Светлый фон

Кати, не тревожься. Во имя нашей откровенности, которой мы завтра положим начало, я должен тебе признаться: мне правда почему-то страшно. Но, Кати, чем ты ко мне ближе, тем дальше уходит страх. Знаешь, все-таки в последнее время я иногда думал о смерти. Ловил себя на этой мысли. В моем возрасте это, пожалуй, естественно. Но не сейчас. Нет-нет. Знаешь, недавно я написал автобиографию. Сто густо исписанных страниц. На машинке. В четырех экземплярах. И роздал четырем близким друзьям для личного прочтения. Но скоро я забрал их обратно и положил в письменный стол. Сейчас они на Пантелеймоновской, в левом нижнем ящике моего стола. Ящик заперт. Потому что один из тех четырех прочел не только сам. Хорошо. Я не утверждаю, что этот человек оказался предателем. Но он злоупотребил моим доверием. Неважно, кто это. Его имени я тебе не назову. Это ведь не нарушает нашу полную откровенность?! Или ты считаешь, что нарушает?
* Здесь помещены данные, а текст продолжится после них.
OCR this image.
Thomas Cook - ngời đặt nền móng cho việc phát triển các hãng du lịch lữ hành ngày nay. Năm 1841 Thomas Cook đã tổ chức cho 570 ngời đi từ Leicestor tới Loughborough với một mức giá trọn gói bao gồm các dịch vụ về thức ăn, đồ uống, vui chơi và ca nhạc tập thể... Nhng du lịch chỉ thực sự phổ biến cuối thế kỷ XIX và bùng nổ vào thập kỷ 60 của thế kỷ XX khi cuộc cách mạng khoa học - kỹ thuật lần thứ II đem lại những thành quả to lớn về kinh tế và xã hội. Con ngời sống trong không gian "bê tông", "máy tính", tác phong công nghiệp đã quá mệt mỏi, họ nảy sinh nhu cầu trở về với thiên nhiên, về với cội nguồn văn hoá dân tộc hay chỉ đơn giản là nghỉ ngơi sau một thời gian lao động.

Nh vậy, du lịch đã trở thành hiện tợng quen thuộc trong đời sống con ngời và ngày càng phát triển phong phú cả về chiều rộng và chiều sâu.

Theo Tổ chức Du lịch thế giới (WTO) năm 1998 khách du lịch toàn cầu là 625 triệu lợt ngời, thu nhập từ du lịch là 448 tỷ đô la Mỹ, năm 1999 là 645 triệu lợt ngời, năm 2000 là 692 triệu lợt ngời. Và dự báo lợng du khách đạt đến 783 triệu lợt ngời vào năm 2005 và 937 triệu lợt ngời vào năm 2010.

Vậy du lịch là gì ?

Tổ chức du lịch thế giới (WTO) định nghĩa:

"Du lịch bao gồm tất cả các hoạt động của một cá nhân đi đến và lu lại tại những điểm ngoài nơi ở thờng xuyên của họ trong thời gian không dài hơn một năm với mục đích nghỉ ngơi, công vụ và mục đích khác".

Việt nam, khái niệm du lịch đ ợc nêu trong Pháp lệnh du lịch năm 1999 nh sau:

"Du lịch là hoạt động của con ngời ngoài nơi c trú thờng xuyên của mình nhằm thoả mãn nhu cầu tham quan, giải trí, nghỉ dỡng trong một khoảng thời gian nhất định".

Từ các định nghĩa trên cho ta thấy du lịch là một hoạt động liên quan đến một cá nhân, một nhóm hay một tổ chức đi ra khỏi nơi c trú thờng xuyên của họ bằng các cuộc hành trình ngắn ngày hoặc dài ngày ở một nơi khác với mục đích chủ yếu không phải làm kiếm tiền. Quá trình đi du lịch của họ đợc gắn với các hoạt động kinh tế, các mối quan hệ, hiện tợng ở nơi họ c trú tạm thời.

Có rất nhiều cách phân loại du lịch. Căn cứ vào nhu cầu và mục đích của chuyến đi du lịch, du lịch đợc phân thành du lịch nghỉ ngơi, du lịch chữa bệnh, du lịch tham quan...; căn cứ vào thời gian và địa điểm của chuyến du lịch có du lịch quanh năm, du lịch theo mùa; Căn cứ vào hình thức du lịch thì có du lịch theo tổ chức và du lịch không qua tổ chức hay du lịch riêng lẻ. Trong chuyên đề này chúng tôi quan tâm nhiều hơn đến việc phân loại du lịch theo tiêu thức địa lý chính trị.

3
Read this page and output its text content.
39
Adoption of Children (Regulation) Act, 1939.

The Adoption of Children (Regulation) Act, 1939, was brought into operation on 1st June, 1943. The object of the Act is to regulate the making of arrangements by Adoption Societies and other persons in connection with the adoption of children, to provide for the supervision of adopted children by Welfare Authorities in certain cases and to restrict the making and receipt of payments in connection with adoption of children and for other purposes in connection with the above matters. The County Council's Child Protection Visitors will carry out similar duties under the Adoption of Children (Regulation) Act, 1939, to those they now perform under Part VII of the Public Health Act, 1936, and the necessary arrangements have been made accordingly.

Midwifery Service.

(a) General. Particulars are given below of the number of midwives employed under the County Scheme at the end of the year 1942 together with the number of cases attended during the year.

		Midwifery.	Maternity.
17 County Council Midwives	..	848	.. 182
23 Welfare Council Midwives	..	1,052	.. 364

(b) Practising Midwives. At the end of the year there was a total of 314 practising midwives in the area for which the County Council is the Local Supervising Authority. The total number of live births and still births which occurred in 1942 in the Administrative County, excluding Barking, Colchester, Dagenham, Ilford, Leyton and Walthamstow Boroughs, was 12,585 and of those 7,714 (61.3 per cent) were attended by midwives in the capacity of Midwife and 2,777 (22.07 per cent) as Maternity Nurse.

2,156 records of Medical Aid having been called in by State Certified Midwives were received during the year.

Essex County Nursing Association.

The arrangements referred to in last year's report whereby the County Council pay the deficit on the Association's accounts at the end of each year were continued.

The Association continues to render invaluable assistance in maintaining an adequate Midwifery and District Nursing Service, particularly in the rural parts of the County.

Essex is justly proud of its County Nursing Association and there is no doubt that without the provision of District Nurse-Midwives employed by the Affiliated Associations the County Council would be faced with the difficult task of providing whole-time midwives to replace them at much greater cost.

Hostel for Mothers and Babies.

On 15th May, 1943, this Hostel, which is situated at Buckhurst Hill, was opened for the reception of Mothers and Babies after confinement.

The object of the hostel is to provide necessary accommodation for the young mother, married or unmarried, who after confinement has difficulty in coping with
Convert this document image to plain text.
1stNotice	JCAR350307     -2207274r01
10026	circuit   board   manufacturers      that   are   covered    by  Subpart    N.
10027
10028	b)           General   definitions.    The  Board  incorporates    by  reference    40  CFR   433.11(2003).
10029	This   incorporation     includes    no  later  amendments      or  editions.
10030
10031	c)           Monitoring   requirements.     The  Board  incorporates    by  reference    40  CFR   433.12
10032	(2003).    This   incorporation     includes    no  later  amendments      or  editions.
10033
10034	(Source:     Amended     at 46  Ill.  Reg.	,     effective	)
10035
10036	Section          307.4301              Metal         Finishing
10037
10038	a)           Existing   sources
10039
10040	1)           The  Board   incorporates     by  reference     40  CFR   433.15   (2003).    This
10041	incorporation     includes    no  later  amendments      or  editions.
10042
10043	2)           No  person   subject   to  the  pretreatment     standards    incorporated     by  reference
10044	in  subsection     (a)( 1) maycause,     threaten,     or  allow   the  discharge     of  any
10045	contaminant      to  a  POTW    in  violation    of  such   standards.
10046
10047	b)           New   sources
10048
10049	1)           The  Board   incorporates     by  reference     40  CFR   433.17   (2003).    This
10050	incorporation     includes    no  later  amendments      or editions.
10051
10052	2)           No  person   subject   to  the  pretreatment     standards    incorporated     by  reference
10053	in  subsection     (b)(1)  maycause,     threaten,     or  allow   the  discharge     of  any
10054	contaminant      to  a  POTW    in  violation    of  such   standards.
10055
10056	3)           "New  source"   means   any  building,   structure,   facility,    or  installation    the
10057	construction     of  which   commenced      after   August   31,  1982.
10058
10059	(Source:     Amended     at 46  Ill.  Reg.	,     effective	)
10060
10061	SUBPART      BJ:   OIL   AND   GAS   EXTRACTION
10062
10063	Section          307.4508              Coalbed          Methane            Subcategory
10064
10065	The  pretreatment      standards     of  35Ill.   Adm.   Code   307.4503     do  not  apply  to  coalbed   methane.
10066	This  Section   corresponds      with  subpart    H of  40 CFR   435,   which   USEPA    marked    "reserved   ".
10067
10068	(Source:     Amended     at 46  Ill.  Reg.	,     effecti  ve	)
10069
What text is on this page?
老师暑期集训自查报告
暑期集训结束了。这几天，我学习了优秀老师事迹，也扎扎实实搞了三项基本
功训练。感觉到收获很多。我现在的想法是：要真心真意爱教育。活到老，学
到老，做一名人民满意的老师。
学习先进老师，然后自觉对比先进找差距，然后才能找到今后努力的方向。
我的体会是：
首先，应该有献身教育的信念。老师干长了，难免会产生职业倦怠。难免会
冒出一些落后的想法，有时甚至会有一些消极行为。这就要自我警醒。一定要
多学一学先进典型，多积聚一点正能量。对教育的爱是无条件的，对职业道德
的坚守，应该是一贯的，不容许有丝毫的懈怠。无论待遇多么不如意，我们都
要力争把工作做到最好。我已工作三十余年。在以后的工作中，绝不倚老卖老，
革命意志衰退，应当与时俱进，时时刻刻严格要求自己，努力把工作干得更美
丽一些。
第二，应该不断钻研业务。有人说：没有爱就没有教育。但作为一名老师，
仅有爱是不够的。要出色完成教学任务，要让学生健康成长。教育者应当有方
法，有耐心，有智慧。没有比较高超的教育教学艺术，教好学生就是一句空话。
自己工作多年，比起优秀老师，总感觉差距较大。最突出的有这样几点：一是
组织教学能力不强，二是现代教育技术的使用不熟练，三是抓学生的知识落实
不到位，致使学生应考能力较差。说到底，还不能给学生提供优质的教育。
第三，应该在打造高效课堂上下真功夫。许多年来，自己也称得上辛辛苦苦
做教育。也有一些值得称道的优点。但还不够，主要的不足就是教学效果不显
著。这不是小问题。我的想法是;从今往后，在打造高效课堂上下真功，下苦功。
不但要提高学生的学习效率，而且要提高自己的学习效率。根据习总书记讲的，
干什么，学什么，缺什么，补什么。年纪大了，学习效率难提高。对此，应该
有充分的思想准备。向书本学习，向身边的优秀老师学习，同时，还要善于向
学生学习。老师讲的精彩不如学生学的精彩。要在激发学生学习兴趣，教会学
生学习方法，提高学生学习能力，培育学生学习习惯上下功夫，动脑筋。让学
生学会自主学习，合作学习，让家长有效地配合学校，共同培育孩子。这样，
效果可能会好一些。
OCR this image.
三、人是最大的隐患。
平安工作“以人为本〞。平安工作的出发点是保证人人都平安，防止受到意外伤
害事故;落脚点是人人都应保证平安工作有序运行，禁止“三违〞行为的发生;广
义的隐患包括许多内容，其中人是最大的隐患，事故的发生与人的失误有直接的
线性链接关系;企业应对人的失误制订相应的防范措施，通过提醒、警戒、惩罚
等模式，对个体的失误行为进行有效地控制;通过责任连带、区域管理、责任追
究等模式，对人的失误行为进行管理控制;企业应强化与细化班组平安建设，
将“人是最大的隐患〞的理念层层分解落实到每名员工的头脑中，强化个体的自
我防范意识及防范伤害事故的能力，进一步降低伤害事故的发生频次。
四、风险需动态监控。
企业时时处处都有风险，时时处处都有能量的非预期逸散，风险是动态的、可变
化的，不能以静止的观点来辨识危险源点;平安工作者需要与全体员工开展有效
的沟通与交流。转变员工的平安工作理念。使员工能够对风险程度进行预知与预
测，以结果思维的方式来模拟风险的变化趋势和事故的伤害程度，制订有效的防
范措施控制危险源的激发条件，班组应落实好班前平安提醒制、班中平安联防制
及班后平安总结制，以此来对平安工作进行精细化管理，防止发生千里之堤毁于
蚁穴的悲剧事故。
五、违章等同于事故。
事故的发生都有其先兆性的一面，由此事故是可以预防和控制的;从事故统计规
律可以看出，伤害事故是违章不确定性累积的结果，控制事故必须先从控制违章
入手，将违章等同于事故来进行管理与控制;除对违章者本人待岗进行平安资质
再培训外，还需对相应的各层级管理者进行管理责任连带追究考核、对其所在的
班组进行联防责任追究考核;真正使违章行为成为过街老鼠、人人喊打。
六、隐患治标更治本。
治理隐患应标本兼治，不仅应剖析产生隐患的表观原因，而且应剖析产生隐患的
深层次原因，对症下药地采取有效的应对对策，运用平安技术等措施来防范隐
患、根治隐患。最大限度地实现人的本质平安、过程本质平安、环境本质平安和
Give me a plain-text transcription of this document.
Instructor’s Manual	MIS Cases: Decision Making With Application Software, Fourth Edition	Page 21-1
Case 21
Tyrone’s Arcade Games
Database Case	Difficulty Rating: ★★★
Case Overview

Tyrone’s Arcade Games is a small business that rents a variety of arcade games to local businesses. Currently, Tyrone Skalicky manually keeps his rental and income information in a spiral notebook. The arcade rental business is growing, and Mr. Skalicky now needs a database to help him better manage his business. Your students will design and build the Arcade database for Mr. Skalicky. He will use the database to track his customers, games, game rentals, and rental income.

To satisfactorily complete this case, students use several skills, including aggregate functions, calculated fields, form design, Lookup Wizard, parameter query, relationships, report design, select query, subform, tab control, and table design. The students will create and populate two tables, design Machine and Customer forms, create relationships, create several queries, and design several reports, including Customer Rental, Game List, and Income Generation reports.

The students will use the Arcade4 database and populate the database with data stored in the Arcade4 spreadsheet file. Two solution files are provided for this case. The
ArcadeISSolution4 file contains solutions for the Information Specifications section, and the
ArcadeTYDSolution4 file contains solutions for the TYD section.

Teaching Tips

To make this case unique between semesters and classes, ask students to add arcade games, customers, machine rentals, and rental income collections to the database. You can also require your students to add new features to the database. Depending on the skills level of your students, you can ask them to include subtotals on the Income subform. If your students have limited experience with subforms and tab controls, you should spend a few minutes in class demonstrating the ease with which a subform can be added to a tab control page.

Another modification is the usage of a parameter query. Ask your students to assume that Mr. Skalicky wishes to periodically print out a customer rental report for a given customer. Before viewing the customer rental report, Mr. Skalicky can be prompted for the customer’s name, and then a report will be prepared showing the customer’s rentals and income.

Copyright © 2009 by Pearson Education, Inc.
Хорошо, завтра, когда мы будем говорить об этом в Сестрорецке у моря, я спрошу тебя, действительно ли ты так считаешь. Но я надеюсь, что ты так не думаешь. Одним из этих четырех был Платон. В письме, в котором я просил его вернуть мне экземпляр, я объяснил ему причину. Я писал, что не сомневаюсь в том, что он поступил с моей автобиографией деликатно. В этом я был уверен. Я напомнил ему, что из них четверых он был единственный, кто по прочтении сказал мне, что столь откровенная исповедь, очутись она в недостойных доверия руках, может оказаться опасной. Вот как я закончил письмо: «Дорогой Платон Львович! Вы совершенно не виноваты в том, что мне приходится и у вас просить свою рукопись обратно. Если пожелаете, то в случае моей смерти вы сможете получить ее у моих душеприказчиков и поступить с ней, как вам подскажет совесть. Но все же не подумайте, дорогой Платон Львович, что я готовлюсь к смерти. Право, нет». Кати, я вспоминаю сейчас об этом только для того, чтобы спросить и себя, и тебя: может ли подобное отрицание — могло ли оно быть? — совершенно свободно от утверждения?!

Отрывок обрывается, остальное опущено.